Your pupils and pupil reactions are an important part of the eye examination.
Pupils should be round, equally sized and equally reactive to light, but often they are not- it is important to be able to differentiate between the pupils that are of concern with those that are “normal for you”.
Firstly pupils should be round- if the pupil is distorted, there may be abnormal adhesions between the iris and the lens behind, which can occur if there is (or more likely has been) anterior uveitis (iritis). There should be a clear history of a condition such as this. Trauma- a blow to the eye can cause damage to the iris causing tearing of the sphincter muscle which causes the pupil to constrict. It will still function, but its effect may be uneven, and therefore the pupil misshapen. Most often, unless a problem is known about, an unusually shaped pupil will be normal for you – Holmes Adie pupil can often show sectoral defects in the sphincter muscle, causing an irregular pupil shape, for example, but close examination is required to rule out anything serious.
Unequal pupil sizes (anisocoria) are relatively common- approximately 1 in 10 people do have a slight inequality. This is called physiological anisocoria, and is normal so long as the difference remains equal under a dull and bright light. If the difference in size increases under a dull or no light, then one pupil is not dilating properly. Conversely if the difference increases in a bright light, one pupil is not constricting properly. Most times these differences can be explained in practice, and do not require onward referral for investigation, but some, particularly if associated with eye movement (motility) weaknesses or a droopy eyelid, do need to be referred.
Pupil reactions are viewed separately to pupil size.

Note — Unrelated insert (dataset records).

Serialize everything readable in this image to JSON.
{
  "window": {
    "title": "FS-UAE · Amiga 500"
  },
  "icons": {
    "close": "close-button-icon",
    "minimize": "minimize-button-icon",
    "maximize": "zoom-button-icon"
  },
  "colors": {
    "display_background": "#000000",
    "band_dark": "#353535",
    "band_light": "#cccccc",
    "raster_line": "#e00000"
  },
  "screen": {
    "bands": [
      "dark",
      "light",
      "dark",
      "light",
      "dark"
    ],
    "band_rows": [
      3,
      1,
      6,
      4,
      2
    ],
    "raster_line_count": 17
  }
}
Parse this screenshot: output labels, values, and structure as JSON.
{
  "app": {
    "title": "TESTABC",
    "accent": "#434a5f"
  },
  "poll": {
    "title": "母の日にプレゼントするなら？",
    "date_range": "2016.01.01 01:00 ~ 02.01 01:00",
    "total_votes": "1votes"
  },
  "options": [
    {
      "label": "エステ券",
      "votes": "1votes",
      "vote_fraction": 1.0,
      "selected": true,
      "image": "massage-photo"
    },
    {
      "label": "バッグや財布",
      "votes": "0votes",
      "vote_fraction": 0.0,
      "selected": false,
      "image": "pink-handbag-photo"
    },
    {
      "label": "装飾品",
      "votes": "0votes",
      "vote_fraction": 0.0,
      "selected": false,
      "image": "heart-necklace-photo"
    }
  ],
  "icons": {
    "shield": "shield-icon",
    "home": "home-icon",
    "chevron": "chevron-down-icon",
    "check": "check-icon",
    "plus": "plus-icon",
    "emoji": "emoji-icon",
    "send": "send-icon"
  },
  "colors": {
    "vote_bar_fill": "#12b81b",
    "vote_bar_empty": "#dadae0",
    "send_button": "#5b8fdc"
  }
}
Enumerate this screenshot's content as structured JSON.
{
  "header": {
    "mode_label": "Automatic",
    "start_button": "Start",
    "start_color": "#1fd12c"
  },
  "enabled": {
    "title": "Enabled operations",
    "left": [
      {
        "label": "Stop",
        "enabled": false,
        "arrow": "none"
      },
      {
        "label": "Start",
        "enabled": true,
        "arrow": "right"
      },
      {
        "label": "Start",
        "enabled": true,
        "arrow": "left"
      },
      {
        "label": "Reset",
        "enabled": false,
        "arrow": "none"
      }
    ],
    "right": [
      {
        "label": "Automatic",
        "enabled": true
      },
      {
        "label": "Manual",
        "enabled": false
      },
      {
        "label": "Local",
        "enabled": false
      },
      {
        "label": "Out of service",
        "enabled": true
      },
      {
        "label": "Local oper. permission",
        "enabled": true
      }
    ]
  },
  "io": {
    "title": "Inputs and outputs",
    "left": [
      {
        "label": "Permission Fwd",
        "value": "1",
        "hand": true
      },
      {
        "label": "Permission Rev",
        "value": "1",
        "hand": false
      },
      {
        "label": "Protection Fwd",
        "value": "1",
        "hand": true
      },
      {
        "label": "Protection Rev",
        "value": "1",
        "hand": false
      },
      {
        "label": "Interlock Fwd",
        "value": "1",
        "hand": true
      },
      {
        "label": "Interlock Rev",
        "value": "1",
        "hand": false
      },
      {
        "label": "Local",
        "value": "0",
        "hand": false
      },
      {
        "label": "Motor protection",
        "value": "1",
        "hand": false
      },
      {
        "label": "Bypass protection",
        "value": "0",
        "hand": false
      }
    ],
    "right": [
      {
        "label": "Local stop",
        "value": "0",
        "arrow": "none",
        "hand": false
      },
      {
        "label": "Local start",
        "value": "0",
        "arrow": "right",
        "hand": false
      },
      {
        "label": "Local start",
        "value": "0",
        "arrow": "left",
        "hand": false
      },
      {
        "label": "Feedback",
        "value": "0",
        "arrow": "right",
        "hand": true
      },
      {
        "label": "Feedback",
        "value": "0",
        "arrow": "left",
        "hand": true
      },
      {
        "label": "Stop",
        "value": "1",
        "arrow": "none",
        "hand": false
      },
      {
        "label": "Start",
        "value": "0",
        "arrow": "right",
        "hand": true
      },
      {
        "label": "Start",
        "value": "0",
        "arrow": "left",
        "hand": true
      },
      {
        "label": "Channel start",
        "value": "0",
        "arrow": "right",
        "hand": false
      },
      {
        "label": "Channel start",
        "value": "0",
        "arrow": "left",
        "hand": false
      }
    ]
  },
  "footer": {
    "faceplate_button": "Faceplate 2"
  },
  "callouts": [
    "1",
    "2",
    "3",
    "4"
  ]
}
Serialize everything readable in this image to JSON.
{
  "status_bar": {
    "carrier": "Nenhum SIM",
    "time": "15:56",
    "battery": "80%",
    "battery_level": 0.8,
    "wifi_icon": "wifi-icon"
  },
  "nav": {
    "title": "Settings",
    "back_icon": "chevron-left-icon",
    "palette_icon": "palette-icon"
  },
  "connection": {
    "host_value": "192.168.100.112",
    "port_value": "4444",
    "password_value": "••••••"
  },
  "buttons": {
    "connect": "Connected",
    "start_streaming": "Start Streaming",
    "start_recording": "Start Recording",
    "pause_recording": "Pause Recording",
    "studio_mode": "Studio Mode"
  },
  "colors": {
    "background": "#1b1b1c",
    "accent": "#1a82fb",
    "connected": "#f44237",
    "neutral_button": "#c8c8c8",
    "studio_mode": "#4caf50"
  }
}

Because of the way the pupils are “wired up”, shining a light in one eye should make both pupils constrict, so there is a direct reaction in one and an indirect reaction in the eye which isn’t being illuminated. By checking these reactions it is possible to ensure that the strength of signal from each eye is equal. An extreme example of this would be where one eye is blind- both pupils constrict normally when the light is shone into the good eye, both will dilate when illuminating the blind eye. If there was a weakness but not failure, when the light is shone into the poorer eye, there will be a constriction, but moving the light to the other eye will show a greater constriction. Moving back to the original will show a relative dilation of both. This Relative Afferent Pupillary Defect, indicates a weakness in the retina or optic nerve in the affected (dilating) side.
Differences in dilation and constriction will also be evident when doing this part of the test, so although size and reactions are different tests, they can be checked out at the same time.
It is also possible to check the pupils for constriction when looking at a near target- when the eyes attempt to focus at something close, they will also turn in, and the pupils should constrict. It is usually not necessary to check the near reflexes, unless there are problems with the light reflexes, as there are no diseases which will cause a near failure without a light reflex problem. Conversely, in light/near dissociation the near reflexes continue to work, but the light reflex is affected in some way.
It is amazing that most people who have uneven pupils have never noticed it- I saw a lady recently who was unaware, but when it was pointed out, she couldn’t believe when looking in the mirror that she hadn’t seen it before. If uneven pupils are noticed, it should be mentioned to you- I have seen people coming in for urgent tests, fearing the worst, because they have just noticed that their pupils are uneven, yet it was writtten on the previous test card but not pointed out to the individual.
Most causes of uneven pupils are innocuous, but anyone who has this should have themselves checked out by their eye care provider.